Love and Art: Zach & Lily Mendoza
Studio visit with newly weds Lily and Zach Mendoza
Often when you try to remember things, they come in pieces the further back you try to reach in your mind. Even going back a month, let alone a week, details get lost or changed. The common thread between Lily and Zach Mendoza in their art is that they both explore the semantics of memory. The missing gaps are opportunities the Mendozas use to their advantage and the blank spaces are used as design strategy in their work.
I had to ask, "Has marriage affected your art?"
"Not yet!" Lily laughs as I set the recorder up.
Lily Mendoza is a multidisciplinary artist. She uses her sensibility as a graphic designer to elevate her illustrations. When I look at her art work, I feel like I'm looking at someone's diary. It's a balance of wandering thoughts and storytelling. As fan of Hayao Miyazaki, Lily incorporates a manga influenced style in her art. She uses acrylic ink, watercolor and pens that get real tiny depending on what kind of illustration she's working on. Her line work is playful and like Miyazaki, her art has so much soul and beauty to it.
Her parents are from Taiwan and she grew up in China. At 7 years old Lily moved to China and then to California to attend Art Center College of Design in Pasadena, it wasn't much of a culture shock because there was so much diversity. What was different for her was having her driver's license and being able to drive herself where ever she pleased. In her high school years back in China, she would be at school Monday to Friday and then would come home on weekends.

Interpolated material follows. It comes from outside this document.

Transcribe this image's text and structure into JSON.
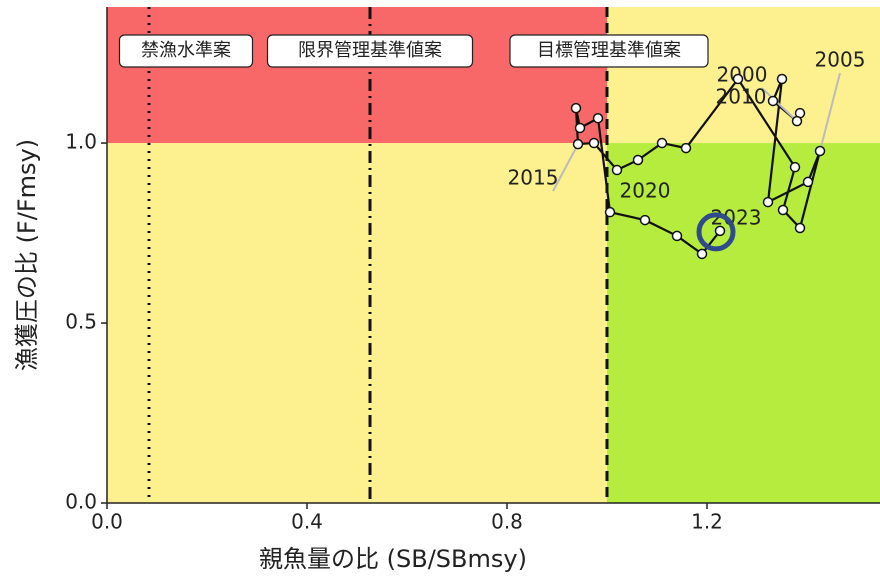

I ask her what her advice is to other artists and she says, "Once you graduate, you might not get the job you really like, but you’re also searching for what you really like. Anything you do in between will help you. Just keep working toward the future."
"Just let your work be seen. You never know who is gonna walk in and see it."
If Lily's art is an exacto knife, Zach's can be describe as a ball peen hammer. His work is inspired by Goya and can be as brutal in nature as Francis Bacon. His portraits are fragmented and full of emotional intensity. It's delightfully flippant, violent and silly all at the same time. Zach's work achieves what a lot of artists find difficult to temper which is capturing expressiveness in his portraiture while not being too precious about it.
He says that one challenge he faces is time. "It’s exhilarating when you feel you’re working on something and maximizing the time you have with it. Consistency leads to more and more ideas and exploration."
"Apply to as many openings as you can and get your work out there. Don’t discriminate against as far as where you show, just let your work be seen. You never know who is gonna walk in and see it. It’s lead to many relationships and its made things happen for me."
When I ask for his secret to success, he says that good old fashioned hard work is crucial and to keep learning, and improving your craft. It may not be glamorous, but it takes diligence to reap the rewards like his upcoming solo show at the California Fine Arts Exhibition Gallery located at 207 N Broadway, Santa Ana, CA 92701 on Saturday July 1 6PM-11PM.
When Lily and Zach aren't working on art, they enjoy watching movies together, eating burritos and planning their upcoming wedding in Taiwan. They're in love, so when you see them don't forget to congratulate them!